Two Highland schools are to embark on an innovative food growing project after a £3,000 cash injection from Scotland’s inspection and curriculum development body.

Pupils at Applecross and Lochcarron primary schools in Strathcarron will delve into the world of ‘hydroponics’ with support from Education Scotland’s ‘food for thought’ fund.

Hydroponics, a growing process for plants that feeds on mineral nutrient salts dissolved in water and doesn’t require soil to grow, is a sustainable solution to future food production.

The funding will allow the schools, which share a headteacher under a ‘cluster’ partnership, to research, nurture and share plants grown through hydroponic methods.

They will work together to develop a garden laboratory and grow a crop to enjoy home grown vegetables.

Councillor John Finlayson, chairman of the education committee, said: “The hydroponic project is worthy of the food for thought funding. The project demonstrates innovation, offers dynamic learning experiences and offers an opportunity to broaden the skill set of pupils enabling them to make informed decisions, encourage food sharing within the community and learn about important environmental and sustainability issues.

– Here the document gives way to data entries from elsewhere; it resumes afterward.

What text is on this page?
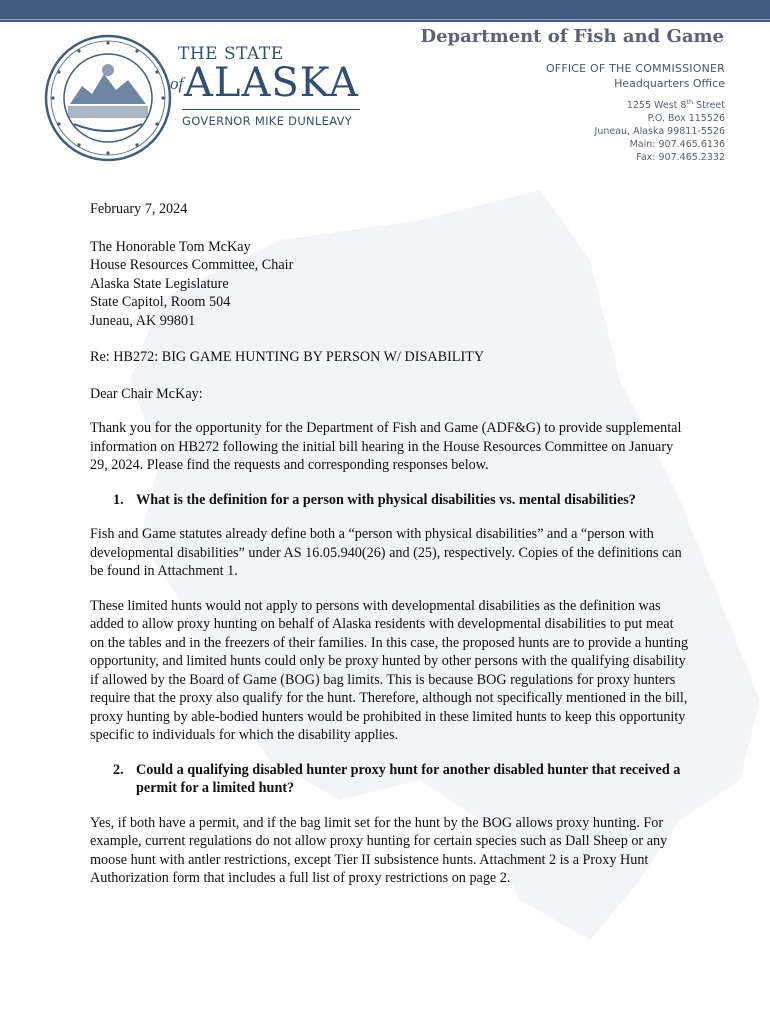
THE STATE
of ALASKA
GOVERNOR MIKE DUNLEAVY
Department of Fish and Game
OFFICE OF THE COMMISSIONER
Headquarters Office
1255 West 8th Street
P.O. Box 115526
Juneau, Alaska 99811-5526
Main: 907.465.6136
Fax: 907.465.2332

February 7, 2024

The Honorable Tom McKay

House Resources Committee, Chair

Alaska State Legislature

State Capitol, Room 504

Juneau, AK 99801

Re: HB272: BIG GAME HUNTING BY PERSON W/ DISABILITY

Dear Chair McKay:

Thank you for the opportunity for the Department of Fish and Game (ADF&G) to provide supplemental information on HB272 following the initial bill hearing in the House Resources Committee on January 29, 2024. Please find the requests and corresponding responses below.

1. What is the definition for a person with physical disabilities vs. mental disabilities?

Fish and Game statutes already define both a “person with physical disabilities” and a “person with developmental disabilities” under AS 16.05.940(26) and (25), respectively. Copies of the definitions can be found in Attachment 1.

These limited hunts would not apply to persons with developmental disabilities as the definition was added to allow proxy hunting on behalf of Alaska residents with developmental disabilities to put meat on the tables and in the freezers of their families. In this case, the proposed hunts are to provide a hunting opportunity, and limited hunts could only be proxy hunted by other persons with the qualifying disability if allowed by the Board of Game (BOG) bag limits. This is because BOG regulations for proxy hunters require that the proxy also qualify for the hunt. Therefore, although not specifically mentioned in the bill, proxy hunting by able-bodied hunters would be prohibited in these limited hunts to keep this opportunity specific to individuals for which the disability applies.

2. Could a qualifying disabled hunter proxy hunt for another disabled hunter that received a permit for a limited hunt?

Yes, if both have a permit, and if the bag limit set for the hunt by the BOG allows proxy hunting. For example, current regulations do not allow proxy hunting for certain species such as Dall Sheep or any moose hunt with antler restrictions, except Tier II subsistence hunts. Attachment 2 is a Proxy Hunt Authorization form that includes a full list of proxy restrictions on page 2.
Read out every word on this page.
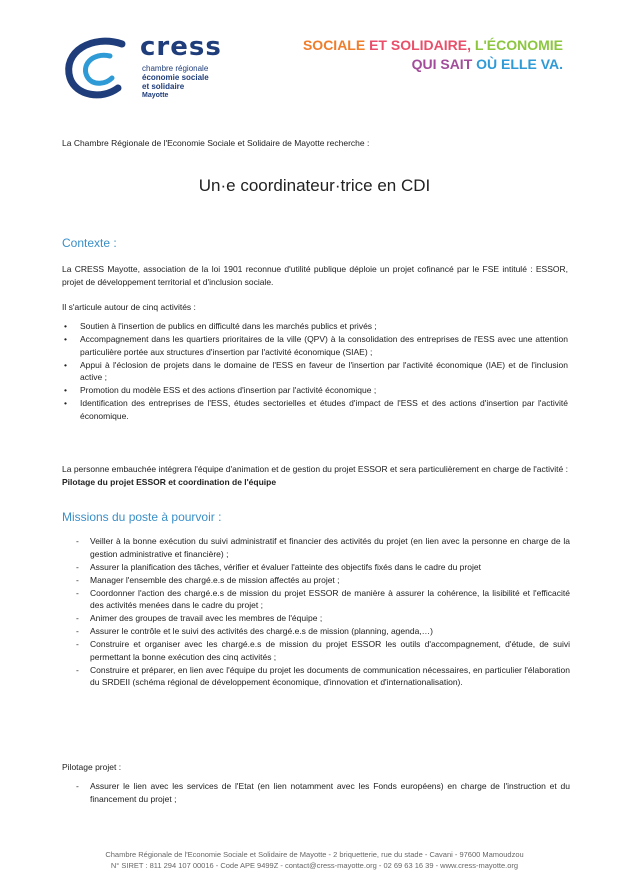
cress
chambre régionale
économie sociale
et solidaire
Mayotte
SOCIALE ET SOLIDAIRE, L'ÉCONOMIE
QUI SAIT OÙ ELLE VA.
La Chambre Régionale de l'Economie Sociale et Solidaire de Mayotte recherche :
Un·e coordinateur·trice en CDI
Contexte :
La CRESS Mayotte, association de la loi 1901 reconnue d'utilité publique déploie un projet cofinancé par le FSE intitulé : ESSOR, projet de développement territorial et d'inclusion sociale.
Il s'articule autour de cinq activités :
• Soutien à l'insertion de publics en difficulté dans les marchés publics et privés ;
• Accompagnement dans les quartiers prioritaires de la ville (QPV) à la consolidation des entreprises de l'ESS avec une attention particulière portée aux structures d'insertion par l'activité économique (SIAE) ;
• Appui à l'éclosion de projets dans le domaine de l'ESS en faveur de l'insertion par l'activité économique (IAE) et de l'inclusion active ;
• Promotion du modèle ESS et des actions d'insertion par l'activité économique ;
• Identification des entreprises de l'ESS, études sectorielles et études d'impact de l'ESS et des actions d'insertion par l'activité économique.
La personne embauchée intégrera l'équipe d'animation et de gestion du projet ESSOR et sera particulièrement en charge de l'activité : Pilotage du projet ESSOR et coordination de l'équipe
Missions du poste à pourvoir :
- Veiller à la bonne exécution du suivi administratif et financier des activités du projet (en lien avec la personne en charge de la gestion administrative et financière) ;
- Assurer la planification des tâches, vérifier et évaluer l'atteinte des objectifs fixés dans le cadre du projet
- Manager l'ensemble des chargé.e.s de mission affectés au projet ;
- Coordonner l'action des chargé.e.s de mission du projet ESSOR de manière à assurer la cohérence, la lisibilité et l'efficacité des activités menées dans le cadre du projet ;
- Animer des groupes de travail avec les membres de l'équipe ;
- Assurer le contrôle et le suivi des activités des chargé.e.s de mission (planning, agenda,…)
- Construire et organiser avec les chargé.e.s de mission du projet ESSOR les outils d'accompagnement, d'étude, de suivi permettant la bonne exécution des cinq activités ;
- Construire et préparer, en lien avec l'équipe du projet les documents de communication nécessaires, en particulier l'élaboration du SRDEII (schéma régional de développement économique, d'innovation et d'internationalisation).
Pilotage projet :
- Assurer le lien avec les services de l'Etat (en lien notamment avec les Fonds européens) en charge de l'instruction et du financement du projet ;
Chambre Régionale de l'Economie Sociale et Solidaire de Mayotte - 2 briquetterie, rue du stade - Cavani - 97600 Mamoudzou
N° SIRET : 811 294 107 00016 - Code APE 9499Z - contact@cress-mayotte.org - 02 69 63 16 39 - www.cress-mayotte.org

“I wish all involved every success with the project and look forward in anticipation to see how the hydroponic growing method works in our environment and what opportunities it could develop for the future.”

Robert Gill, Applecross and Lochcarron cluster head teacher, said: “We are absolutely delighted to have been successful in being awarded nearly £3,000 from the food for thought funding application submitted to Education Scotland. I submitted the application at the end of last term and look forward to sharing the good news with the schools. 

“We are all immensely interested to see how this cutting edge learning opportunity develops in the months ahead and hope to report back successes and evidence of the children enjoying the vegetables they have grown. It is fantastic opportunity to embrace outdoor learning and empower the children and staff throughout the new school year.”

The project will begin next month and will follow a five-step approach, as outlined below.

  • Phase one: Students will be introduced to the science and methodology which lies behind hydroponic growing methods. This will form the initial research phase of the project. It will specifically involve looking at the ethics behind growing through hydroponic means. Pupils will then learn about world food shortages, sustainability, as well as investigating hydroponic projects already going on in the wider world. It will offer an opportunity to learn about the quality and nutritional value of vegetables grown in this way.
  • Phase two: Students will learn about the different systems available and research the different types of hydroponic systems which are used across the globe. They will meet online with growers and hydroponic specialists from around the world. They will evaluate the pros and cons for each type of system – and then as a collective identify how to move forward and build their own systems. Studnets will also identify suitable locations for the hydroponic system.
  • Phase three: Source the range of equipment, purchase and install. The schools have sourced local and Scottish companies and providers which has been “informative and helpful” in identifying what vegetables could be suitable to grow, and which will provide them with the “best chance of success”. A STEM (science, technology, engineering and mathematics) learning process for all involved.
  • Phase four: The growing phase – students will investigate the timescales involved to maximise growth of the vegetables. They will strive to establish how they can support and look after them during this critical rapid growing phase. Teams of children will be formed who specifically work across both of our schools. What is our feedback so far – how does hydroponic growing systems compare to our localised traditional methods? This opportunity will be used to scientifically record progress and introduce important data handling.
  • Phase five: The testing and selling phase -taste testing of the hydroponic vegetables by children will begin across both cluster primary schools. The end goal will be to work with The Highland Council to identify the suitability to supply hydroponic grown vegetables within the menus in its school kitchens.

The hydroponics project was one of 365 applications for the food for thought education funding, of which 62 were successful.

The application was assessed and graded by a panel from Education Scotland, Scottish Government, Royal Highland Education Trust (RHET) and Zero Waste Scotland.